Construction began at the current location in 1914. The building, designed by James Gamble Roger, Yale class of 1889, was praised in magazines for its “simple and dignified neoclassical design, decidedly Italian in spirit, with colonial modifications.”
Throughout the club’s floors, one can find black-and-white photos of the club’s grand history and design. They recall an era when a club was a man’s castle, as Cleveland Amory wrote in his book “Who Killed Society?”:
“Here he had the best of his well-bred friends, the most comfortable of his well-stuffed chairs, the best of food, drink and cigars from his well-stocked larders and cellars, the least irritating of reading material from a well-censored library, and the best of games from well-mannered losers.”

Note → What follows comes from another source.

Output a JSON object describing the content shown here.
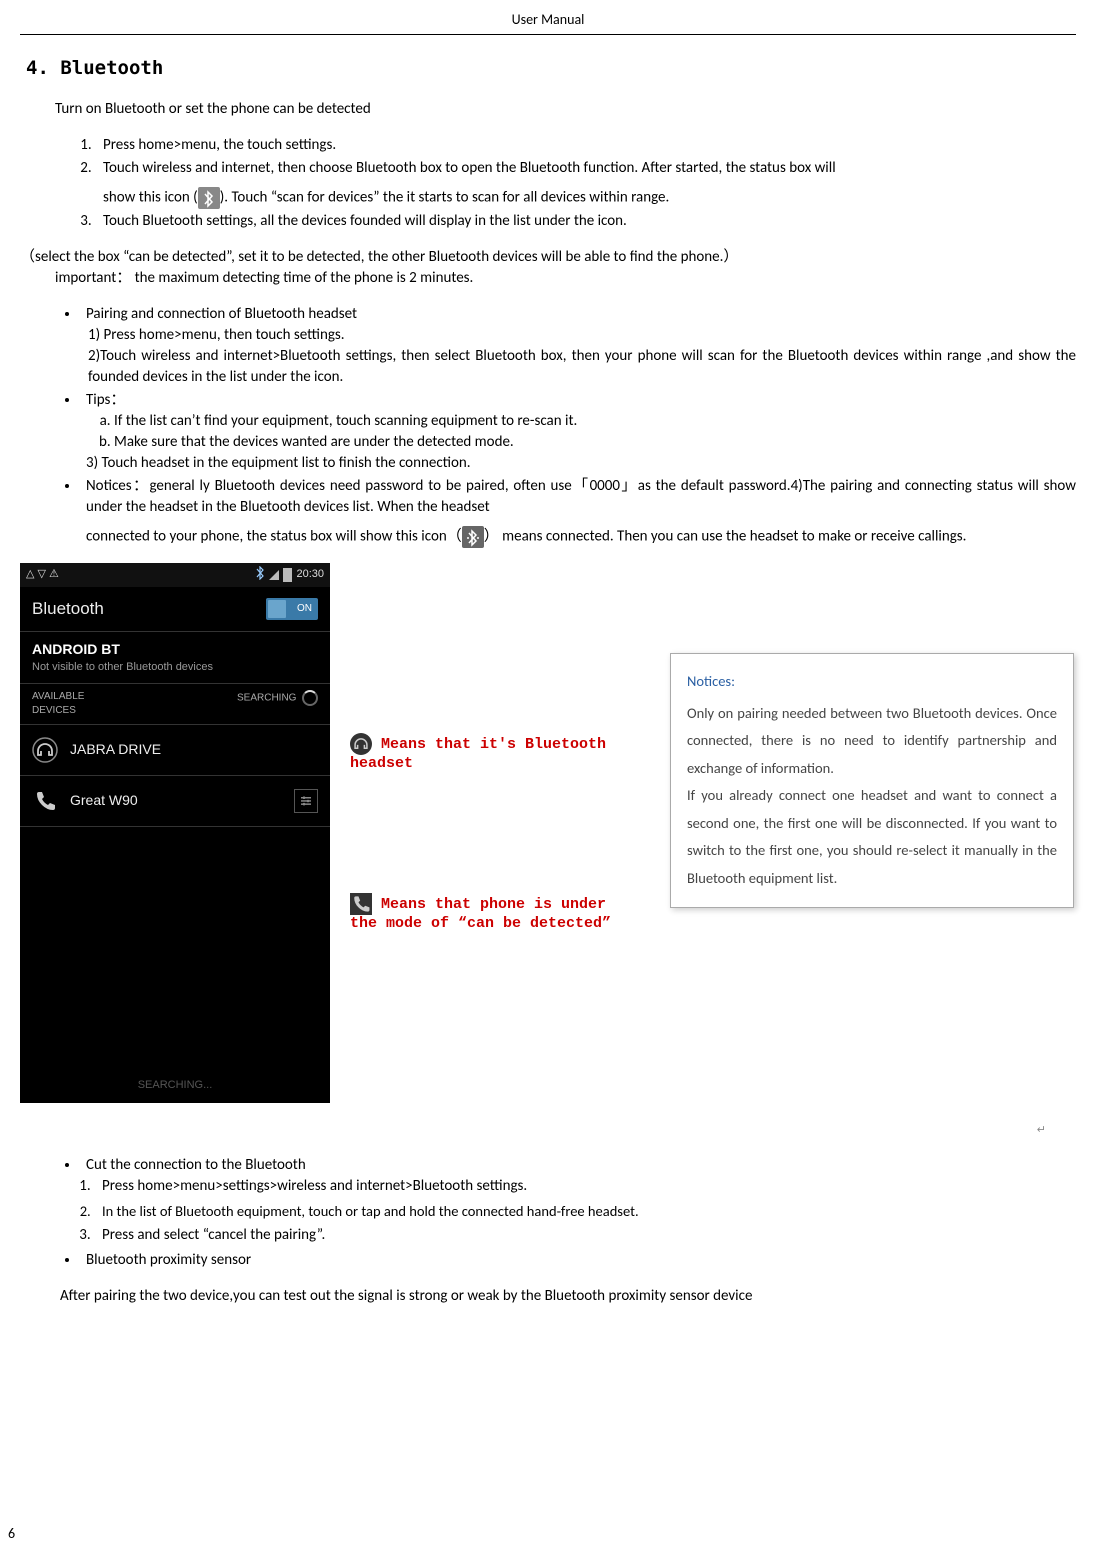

Traditionalists who oppose the design changes may hear again the word “bygone” in their school song “Bright College Years”:
How bright will seem through mem’ry’s haze
Those happy golden bygone days.
The Main Lounge has gone from “a room from another era to a room that’s trying to look like it’s from another era,” said Joseph De Feo, ’01.
That world without tipping, where porters know your name and members can enjoy a friendly game of backgammon after work, is, inarguably, changing. Now, suburban country clubs and urban health clubs and movie theaters compete for people’s time. And even at the Yale Club, cigars are no longer allowed.